Federal Financial Supervisory Authority (BaFin)
Rules and Regulations
The setting up of the Federal Financial Supervisory Authority (BaFin) in April 2002 was a major component in the reform process of Germany as a financial center. BaFin stands for the goal of creating an integrated, neutral and strong capital market-oriented supervisory authority.
- prosecution of and efforts to prevent the exploitation of information leads
- supervision of the obligation under § 15 WpHG (German Securities Trading Act) to notify all transactions in securities and derivatives conducted by any member of the executive board or supervisory board of the respective company (directors' dealings)

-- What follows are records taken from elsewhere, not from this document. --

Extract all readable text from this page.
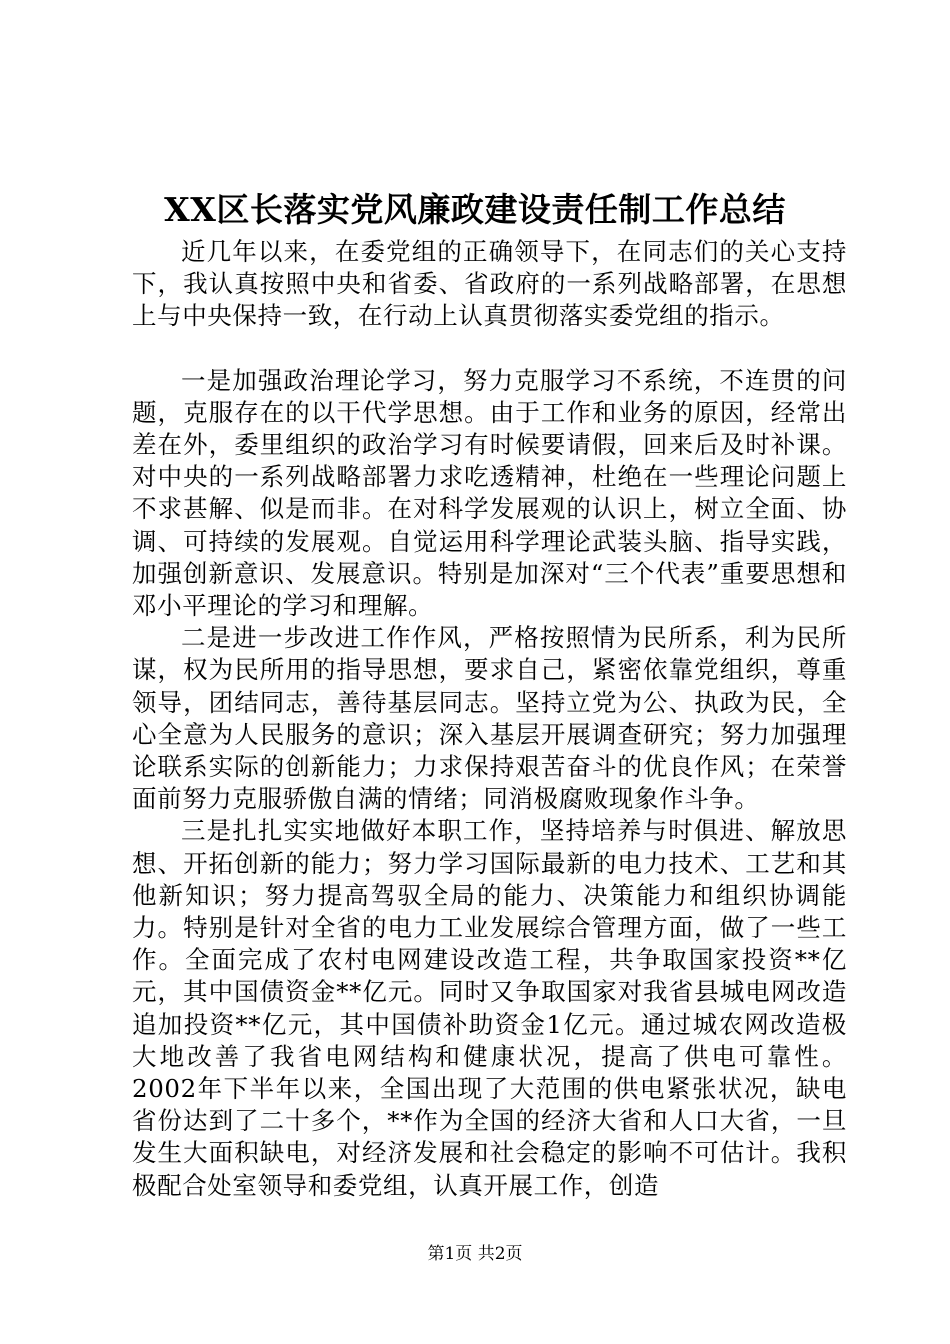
XX区长落实党风廉政建设责任制工作总结

近几年以来，在委党组的正确领导下，在同志们的关心支持下，我认真按照中央和省委、省政府的一系列战略部署，在思想上与中央保持一致，在行动上认真贯彻落实委党组的指示。

一是加强政治理论学习，努力克服学习不系统，不连贯的问题，克服存在的以干代学思想。由于工作和业务的原因，经常出差在外，委里组织的政治学习有时候要请假，回来后及时补课。对中央的一系列战略部署力求吃透精神，杜绝在一些理论问题上不求甚解、似是而非。在对科学发展观的认识上，树立全面、协调、可持续的发展观。自觉运用科学理论武装头脑、指导实践，加强创新意识、发展意识。特别是加深对“三个代表”重要思想和邓小平理论的学习和理解。

二是进一步改进工作作风，严格按照情为民所系，利为民所谋，权为民所用的指导思想，要求自己，紧密依靠党组织，尊重领导，团结同志，善待基层同志。坚持立党为公、执政为民，全心全意为人民服务的意识；深入基层开展调查研究；努力加强理论联系实际的创新能力；力求保持艰苦奋斗的优良作风；在荣誉面前努力克服骄傲自满的情绪；同消极腐败现象作斗争。

三是扎扎实实地做好本职工作，坚持培养与时俱进、解放思想、开拓创新的能力；努力学习国际最新的电力技术、工艺和其他新知识；努力提高驾驭全局的能力、决策能力和组织协调能力。特别是针对全省的电力工业发展综合管理方面，做了一些工作。全面完成了农村电网建设改造工程，共争取国家投资**亿元，其中国债资金**亿元。同时又争取国家对我省县城电网改造追加投资**亿元，其中国债补助资金1亿元。通过城农网改造极大地改善了我省电网结构和健康状况，提高了供电可靠性。2002年下半年以来，全国出现了大范围的供电紧张状况，缺电省份达到了二十多个，**作为全国的经济大省和人口大省，一旦发生大面积缺电，对经济发展和社会稳定的影响不可估计。我积极配合处室领导和委党组，认真开展工作，创造

第1页 共2页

- supervision of ad-hoc disclosure of listed companies
- supervision of announcements following changes in respect to voting rights of companies listed on the Official Market
- supervision of the rules of conduct and organizational duties of investment services providers
- depository for securities offering prospectuses
- control of securities purchasing offers, takeover offers and mandatory offers under WpÜG (Securities Acquisition and Takeover Act).
If investors consider themselves to have been badly advised and
have lost money because of such advice or if an offer appears
doubtful to them, they can contact BAFin.
In the event of well-founded complaints, BaFin contacts the institute concerned and investigates the matter. It should, however, be kept in mind that BaFin has no legal basis to claim back invested funds.